The cartoons were first transferred to the big screen in 1954 with “The Belles of St Trinian’s” which besides being an immense and enduring success headed a series of five films featuring such fine comedy talent as Alister Simm, George Cole and Joyce Grenfell. After a fourteen year gap an attempt to resurrect the St Trinian’s success formula failed dismally with “Wildcats of St Trinian’s” made in 1980. Which brings us to the latest school trip to the cinema for the little darlings of St T.  

 

Simply entitled “St Trinian’s”, the film successfully attempts to bring the school up to date – enter the Posh Tottys, Chavs, Emos, Geeks and First Years!. The plot is simple and harks back to earlier St T. themes – the Minister of Education wants the school shut and creditors are closing in. Rupert Everett follows in Alister Simm’s footseps by playing both Miss Fritton and her brother, while Colin Firth plays the government minister intent on finishing off the school for good.
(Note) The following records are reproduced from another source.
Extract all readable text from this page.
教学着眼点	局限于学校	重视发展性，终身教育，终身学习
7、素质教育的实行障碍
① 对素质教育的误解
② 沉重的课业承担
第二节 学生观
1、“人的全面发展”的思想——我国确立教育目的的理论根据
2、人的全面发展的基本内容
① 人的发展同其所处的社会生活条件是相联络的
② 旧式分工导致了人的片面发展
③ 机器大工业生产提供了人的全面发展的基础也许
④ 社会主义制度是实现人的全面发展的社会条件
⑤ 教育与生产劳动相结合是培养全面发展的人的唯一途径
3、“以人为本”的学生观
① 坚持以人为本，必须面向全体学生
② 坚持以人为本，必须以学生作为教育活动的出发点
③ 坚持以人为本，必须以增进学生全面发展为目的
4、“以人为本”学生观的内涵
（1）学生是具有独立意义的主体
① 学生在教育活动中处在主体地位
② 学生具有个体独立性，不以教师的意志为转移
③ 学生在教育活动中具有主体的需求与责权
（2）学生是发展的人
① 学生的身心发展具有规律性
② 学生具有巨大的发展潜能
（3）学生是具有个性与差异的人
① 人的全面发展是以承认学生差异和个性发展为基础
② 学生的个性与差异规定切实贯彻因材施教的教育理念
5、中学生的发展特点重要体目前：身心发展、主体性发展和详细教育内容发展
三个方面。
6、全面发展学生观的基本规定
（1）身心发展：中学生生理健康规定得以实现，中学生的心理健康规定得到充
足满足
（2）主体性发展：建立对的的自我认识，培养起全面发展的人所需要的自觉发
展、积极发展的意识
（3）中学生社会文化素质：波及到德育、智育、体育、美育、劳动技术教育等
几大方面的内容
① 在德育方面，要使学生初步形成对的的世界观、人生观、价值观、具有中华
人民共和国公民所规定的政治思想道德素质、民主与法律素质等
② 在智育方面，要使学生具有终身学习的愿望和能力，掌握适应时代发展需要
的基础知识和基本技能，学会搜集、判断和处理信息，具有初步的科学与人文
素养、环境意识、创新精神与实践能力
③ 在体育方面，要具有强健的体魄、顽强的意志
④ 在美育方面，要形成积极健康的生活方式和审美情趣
This position is delightfully complicated by the Minister and Miss Fritton being old flames.

 

What follows is funny, workable and entertaining mix of comedy and pure St Trinian’s anarchy.  Once the realisation sinks in that closure means “we go to normal schools!”, Head Girl Kelly (played by Gemma Arterton) enlists the various talents of the little darlings to execute an art heist to boost school funds while St Trinian’s finest minds do battle in a rigged TV schools quiz hosted by Stephen Fry.

 

St Trinian’s received a mixed reception from the public but in my opinion it works well and it works where “Wildcats” failed by staying close to the original concept. I know of some parents who objected to references to drugs and the distillation of vodka scenes but I have to say that the pill popping is confined to the party-going school secretary (forty years ago she’d have been a dipsomaniac) and if I remember rightly the girls produced Gin in previous films. But here in lies the difficulty for the screen writers – how do you convey a sense of anarchy when what was once anarchic is now commonplace in schools?